Each Integrated Care System (ICS) will have a basic shared care record in place for GP practices and hospitals by the end of September 2021, the Department of Health and Social Care (DHSC) has said.
The commitment, which featured in the draft of the DHSC’s new NHS data strategy (22 June), comes as part of an effort to link general practice and hospital trusts, to achieve ‘comprehensive record sharing by 2024’ as outlined in the NHS Long Term Plan.
The draft strategy said that introducing shared care records would mean authorised staff for other care partners can ‘easily and appropriately access data’ regardless of where care is being delivered.
‘We want to move towards a world where every doctor, surgeon, district nurse, pharmacist, allied health professional, and social care worker could draw information from, or put information into, what feels like the same shared care record, in a safe and straightforward way,’ it said.
Practices need ‘sufficient time and headspace’
Peter Maynard, practice business manager for Horfield Health Centre in Bristol, said that the commitment ‘will have a beneficial impact’ but that he was sceptical about the ambitious time frame the Government proposed.
He said that the responsibility for communicating the move to shared care records to patients lies with NHS England ‘as a whole’, but that GP practices and all relevant NHS services should be ‘warned in advance what is going to happen’.
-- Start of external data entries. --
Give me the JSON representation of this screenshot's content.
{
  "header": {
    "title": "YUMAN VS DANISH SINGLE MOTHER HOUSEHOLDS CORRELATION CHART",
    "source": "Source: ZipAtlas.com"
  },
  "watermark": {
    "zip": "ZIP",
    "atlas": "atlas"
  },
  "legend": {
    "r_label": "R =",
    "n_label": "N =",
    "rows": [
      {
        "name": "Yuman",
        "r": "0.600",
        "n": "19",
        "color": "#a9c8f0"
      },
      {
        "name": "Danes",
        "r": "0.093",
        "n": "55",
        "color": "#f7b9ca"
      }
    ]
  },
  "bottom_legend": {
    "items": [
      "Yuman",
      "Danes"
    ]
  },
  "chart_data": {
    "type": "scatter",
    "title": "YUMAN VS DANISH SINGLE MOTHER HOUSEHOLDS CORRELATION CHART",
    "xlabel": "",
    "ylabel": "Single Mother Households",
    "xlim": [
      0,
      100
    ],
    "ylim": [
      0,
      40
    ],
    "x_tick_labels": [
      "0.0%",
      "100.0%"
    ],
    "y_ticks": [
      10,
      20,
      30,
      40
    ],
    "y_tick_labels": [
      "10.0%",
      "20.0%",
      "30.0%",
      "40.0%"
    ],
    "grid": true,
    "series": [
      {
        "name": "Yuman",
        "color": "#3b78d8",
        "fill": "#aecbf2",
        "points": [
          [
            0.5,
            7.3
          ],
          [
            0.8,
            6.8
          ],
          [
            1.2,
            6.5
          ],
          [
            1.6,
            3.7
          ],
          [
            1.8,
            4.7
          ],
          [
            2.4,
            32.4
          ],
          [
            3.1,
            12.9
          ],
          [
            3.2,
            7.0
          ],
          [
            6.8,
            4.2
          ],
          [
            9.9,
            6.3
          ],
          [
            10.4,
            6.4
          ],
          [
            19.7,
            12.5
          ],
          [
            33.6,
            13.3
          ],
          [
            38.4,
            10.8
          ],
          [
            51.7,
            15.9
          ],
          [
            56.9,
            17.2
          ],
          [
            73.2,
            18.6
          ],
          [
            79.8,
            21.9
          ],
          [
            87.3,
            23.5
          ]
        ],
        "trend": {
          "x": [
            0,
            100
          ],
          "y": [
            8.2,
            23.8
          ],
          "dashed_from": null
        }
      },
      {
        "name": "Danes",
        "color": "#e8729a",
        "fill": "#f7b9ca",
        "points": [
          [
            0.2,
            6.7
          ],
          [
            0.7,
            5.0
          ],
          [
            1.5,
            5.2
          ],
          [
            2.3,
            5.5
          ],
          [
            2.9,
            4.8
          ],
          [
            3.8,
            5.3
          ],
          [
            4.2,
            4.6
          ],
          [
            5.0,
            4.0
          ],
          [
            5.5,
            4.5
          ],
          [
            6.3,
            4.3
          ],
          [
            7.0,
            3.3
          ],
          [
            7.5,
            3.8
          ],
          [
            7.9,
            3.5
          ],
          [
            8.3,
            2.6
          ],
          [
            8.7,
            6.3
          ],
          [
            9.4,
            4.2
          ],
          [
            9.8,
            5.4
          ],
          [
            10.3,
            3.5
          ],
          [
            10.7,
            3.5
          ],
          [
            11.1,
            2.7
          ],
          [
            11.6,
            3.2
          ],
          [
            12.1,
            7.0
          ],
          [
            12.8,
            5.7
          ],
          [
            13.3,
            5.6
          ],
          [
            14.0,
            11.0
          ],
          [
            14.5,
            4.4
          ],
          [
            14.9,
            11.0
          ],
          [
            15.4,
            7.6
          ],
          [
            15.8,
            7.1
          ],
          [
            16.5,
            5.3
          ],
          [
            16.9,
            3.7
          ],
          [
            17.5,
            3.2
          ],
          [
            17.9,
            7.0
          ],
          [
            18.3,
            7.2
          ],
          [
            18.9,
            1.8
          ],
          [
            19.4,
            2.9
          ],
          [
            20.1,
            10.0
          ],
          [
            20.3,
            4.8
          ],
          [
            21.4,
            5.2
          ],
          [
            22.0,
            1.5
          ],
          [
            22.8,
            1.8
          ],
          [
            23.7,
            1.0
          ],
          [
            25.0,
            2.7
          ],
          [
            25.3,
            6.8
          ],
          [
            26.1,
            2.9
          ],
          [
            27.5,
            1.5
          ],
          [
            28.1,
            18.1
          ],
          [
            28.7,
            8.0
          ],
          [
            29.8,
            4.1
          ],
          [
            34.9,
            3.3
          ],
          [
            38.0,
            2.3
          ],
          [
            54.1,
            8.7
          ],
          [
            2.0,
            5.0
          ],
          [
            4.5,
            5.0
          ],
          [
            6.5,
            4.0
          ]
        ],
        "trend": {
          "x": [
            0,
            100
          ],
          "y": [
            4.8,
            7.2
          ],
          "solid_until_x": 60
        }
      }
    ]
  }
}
Mr Maynard stipulated that practices and other providers must be ‘given sufficient time to process that and be ready for a deluge of enquiries they are going to get’.
‘It’s about making sure there is sufficient time to do these things, and sufficient headspace,’ he said.
‘The demand levels across all parts of the health system, not just primary care, are off the scale. And what worries me [about the time frame] is that it’s not going to meet up properly, and the messaging will go wrong somewhere.’
The ambitious new plan follows NHS Digital’s decision to delay its mass GP data extraction until September, after it was suggested that patients were not given enough notice to opt-out of the scheme.
Mr Maynard, who is also a regional representative for the Institute of General Practice Management (IGPM), expressed concern about how the new shared care records would work in areas that have similar, well-established systems in place already.
Reducing ‘data burden’ on staff
Meanwhile, the DHSC committed to creating a ‘system-wide target for the rationalisation of data collections’ by 2021/22, in the interest of reducing the ‘data burden’ on staff.
It said that by moving from manual to automated data collection, staff can spend more time with patients and service users.
Freeing up staff time and ‘understanding where we have the right levels of data collection means we can prioritise the areas where we urgently need more data, for example across adult social care’, it added.
The Data Alliance Partnership – convened by NHSX to agree principles on data collection, and which was announced last November – will set up ‘sharp, measurable targets’ to achieve this aim.
The DHSC said it will also:
- determine a data collection structure which ‘reduces the burden over time’
- report progress to the Health Secretary, working on behalf of the whole system
- prevent ‘collection creep’, meaning new collections may not be mandated if it does not agree to list them
- encourage data sharing
- communicate this work with colleagues.
‘Clinicians can be asked to record every instance of a particular procedure, or managers to pull together counts of bed or care home occupancy,’ it said.
‘This is important to make sure the right information is collected, but we need to do so in a smarter, more efficient way.’